Charlie took the shovel and mined away under the rock until he struck a layer of rather hard sandstone. He picked a while at this, then stopped a while; picked again, rather feebly, then stopped and began to think about it. It was hard work,—the thinking, I mean, harder than the picking,—but Charlie, however unscientific, is an honest workman, so he thought it through.
“Well,” he said finally, “‘t ain’t no use, nohow. You can’t keep it down. You bury the darned thing, and it’ll come right up. I suppose it grows. Of course it does. It must. Everything grows.”
Now that is an unscientific attitude. But that is not the mind of the nature-lover, of the boy with the baffling silences along the starlit lake. He is sentimental, certainly, yet not ignorant, nor merely vapid. He does not always wander along the lake by night. He is a nature-student, as well as a nature-lover, and he does a great deal more than hoot at the owls. This, though, is as near as he comes to anything scientific, and so worth while, according to the professor.
II
And it is as near as he ought to come to reality and facts—according to the philosopher.
“We want only the facts of nature,” says the scientist. “Nothing in nature is worth while,” says the philosopher, “but mood, background, atmosphere.”
“Nor can I recollect that my mind,” says one of our philosophers, “in these walks, was much called away from contemplation by the petty curiosities of the herbalist or birdlorist, for I am not one zealously addicted to scrutinizing into the minuter secrets of nature. It never seemed to me that a flower was made sweeter by knowing the construction of its ovaries.... The wood thrush and the veery sing as melodiously to the uninformed as to the subtly curious.
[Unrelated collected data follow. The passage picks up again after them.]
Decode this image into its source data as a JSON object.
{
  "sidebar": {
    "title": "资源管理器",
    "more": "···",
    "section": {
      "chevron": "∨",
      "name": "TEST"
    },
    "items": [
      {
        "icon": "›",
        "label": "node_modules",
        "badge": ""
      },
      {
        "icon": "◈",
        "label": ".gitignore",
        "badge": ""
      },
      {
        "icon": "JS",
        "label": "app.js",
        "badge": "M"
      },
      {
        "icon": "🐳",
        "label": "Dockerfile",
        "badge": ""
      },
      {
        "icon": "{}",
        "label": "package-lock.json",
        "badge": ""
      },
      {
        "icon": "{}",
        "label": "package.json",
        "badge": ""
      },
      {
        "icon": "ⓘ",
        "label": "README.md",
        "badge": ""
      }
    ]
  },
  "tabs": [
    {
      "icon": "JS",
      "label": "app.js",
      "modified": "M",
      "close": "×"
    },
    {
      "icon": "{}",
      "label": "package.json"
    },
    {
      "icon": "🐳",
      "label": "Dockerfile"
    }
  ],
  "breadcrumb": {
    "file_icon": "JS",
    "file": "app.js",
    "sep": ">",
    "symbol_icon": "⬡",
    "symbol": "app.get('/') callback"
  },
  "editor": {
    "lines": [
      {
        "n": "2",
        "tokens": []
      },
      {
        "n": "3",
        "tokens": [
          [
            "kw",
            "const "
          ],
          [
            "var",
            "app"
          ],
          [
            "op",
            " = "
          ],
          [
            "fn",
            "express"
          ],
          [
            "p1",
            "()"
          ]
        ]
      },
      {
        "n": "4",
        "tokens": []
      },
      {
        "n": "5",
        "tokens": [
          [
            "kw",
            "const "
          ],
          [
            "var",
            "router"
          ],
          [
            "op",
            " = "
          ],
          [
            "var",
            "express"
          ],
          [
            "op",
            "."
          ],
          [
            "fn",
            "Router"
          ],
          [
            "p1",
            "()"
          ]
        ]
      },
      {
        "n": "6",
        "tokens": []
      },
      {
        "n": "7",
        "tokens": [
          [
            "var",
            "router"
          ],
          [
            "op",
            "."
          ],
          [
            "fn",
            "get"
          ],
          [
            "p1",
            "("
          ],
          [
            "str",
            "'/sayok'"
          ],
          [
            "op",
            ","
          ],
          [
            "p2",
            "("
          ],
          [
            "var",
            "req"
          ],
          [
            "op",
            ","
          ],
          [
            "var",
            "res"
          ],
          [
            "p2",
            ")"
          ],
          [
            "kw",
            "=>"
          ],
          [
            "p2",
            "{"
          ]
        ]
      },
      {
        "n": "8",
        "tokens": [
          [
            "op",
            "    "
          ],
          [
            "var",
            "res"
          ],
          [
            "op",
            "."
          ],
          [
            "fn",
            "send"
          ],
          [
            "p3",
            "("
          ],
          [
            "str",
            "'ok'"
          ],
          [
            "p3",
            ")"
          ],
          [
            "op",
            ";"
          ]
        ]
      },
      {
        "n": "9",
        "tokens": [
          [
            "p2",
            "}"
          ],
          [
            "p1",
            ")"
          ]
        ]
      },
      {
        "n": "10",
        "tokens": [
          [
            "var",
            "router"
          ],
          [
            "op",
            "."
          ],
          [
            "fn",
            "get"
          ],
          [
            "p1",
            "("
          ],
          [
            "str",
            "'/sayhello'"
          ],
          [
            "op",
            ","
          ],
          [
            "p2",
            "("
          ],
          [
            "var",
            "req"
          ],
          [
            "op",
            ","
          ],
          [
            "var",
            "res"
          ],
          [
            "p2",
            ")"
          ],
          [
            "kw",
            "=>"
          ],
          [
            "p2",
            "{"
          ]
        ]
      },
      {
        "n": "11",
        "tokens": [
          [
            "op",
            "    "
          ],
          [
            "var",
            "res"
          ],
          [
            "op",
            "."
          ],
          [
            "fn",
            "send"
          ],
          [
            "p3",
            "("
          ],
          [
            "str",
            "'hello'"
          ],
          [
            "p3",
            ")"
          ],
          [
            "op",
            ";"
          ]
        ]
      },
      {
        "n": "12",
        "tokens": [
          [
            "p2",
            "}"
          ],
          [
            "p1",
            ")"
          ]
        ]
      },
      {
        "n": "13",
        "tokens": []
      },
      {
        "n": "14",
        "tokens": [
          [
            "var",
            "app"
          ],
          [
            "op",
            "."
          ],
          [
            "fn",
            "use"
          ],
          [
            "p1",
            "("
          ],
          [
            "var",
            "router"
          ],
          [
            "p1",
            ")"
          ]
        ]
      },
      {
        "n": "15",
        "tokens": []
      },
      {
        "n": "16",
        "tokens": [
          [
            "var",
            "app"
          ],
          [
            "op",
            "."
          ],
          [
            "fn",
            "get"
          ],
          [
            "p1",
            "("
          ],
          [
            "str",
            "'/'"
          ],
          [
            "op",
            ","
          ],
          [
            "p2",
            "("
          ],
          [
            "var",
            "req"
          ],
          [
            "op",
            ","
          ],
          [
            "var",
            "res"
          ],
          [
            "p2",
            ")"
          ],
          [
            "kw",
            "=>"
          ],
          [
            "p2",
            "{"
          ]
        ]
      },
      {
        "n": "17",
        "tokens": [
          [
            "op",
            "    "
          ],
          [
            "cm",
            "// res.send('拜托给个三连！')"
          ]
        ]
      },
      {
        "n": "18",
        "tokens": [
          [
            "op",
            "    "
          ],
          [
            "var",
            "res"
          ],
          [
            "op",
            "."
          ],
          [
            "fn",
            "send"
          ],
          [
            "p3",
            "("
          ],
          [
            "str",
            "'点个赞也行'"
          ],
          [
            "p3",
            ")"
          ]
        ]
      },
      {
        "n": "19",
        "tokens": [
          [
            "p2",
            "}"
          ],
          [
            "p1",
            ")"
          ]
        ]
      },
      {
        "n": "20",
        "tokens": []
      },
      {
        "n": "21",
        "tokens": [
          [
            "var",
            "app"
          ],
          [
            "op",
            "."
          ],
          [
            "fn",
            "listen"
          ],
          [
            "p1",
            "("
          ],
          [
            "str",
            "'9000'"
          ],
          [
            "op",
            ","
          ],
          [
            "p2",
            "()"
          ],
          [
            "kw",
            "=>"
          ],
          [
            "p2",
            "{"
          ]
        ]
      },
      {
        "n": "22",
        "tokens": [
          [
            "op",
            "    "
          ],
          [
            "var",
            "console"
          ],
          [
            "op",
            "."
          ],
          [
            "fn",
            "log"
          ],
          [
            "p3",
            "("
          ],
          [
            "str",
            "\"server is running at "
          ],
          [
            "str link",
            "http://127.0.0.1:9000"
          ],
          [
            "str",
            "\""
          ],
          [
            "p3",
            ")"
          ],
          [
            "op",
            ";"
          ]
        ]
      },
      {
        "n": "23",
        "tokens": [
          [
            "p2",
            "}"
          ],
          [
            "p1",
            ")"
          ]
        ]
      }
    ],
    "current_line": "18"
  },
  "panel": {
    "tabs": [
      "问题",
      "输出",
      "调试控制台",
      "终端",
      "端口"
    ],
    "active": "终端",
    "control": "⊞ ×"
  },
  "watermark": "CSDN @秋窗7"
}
Indeed, I sometimes think a little ignorance is wholesome in our communion with nature.”
So it is. Certainly if ignorance, a great deal of ignorance, were unwholesome, then nature-study would be a very unhealthy course, indeed. For, when the most curious of the herbalists and birdlorists (Mr. Burroughs, say) has made his last prying peep into the private life of a ten-acre woodlot, he will still be wholesomely ignorant of the ways of nature. Is the horizon just back of the brook that marks the terminus of our philosopher’s path? Let him leap across, walk on, on, out of his woods to the grassy knoll in the next pasture, and there look! Lo! far yonder the horizon! beyond a vaster forest than he has known, behind a range of higher rolling hills, within a shroud of wider, deeper mystery.
There isn’t the slightest danger of walking off the earth; nor of unlearning our modicum of wholesome ignorance concerning the universe. The nature-lover may turn nature-student and have no fear of losing nature. The vision will not fade.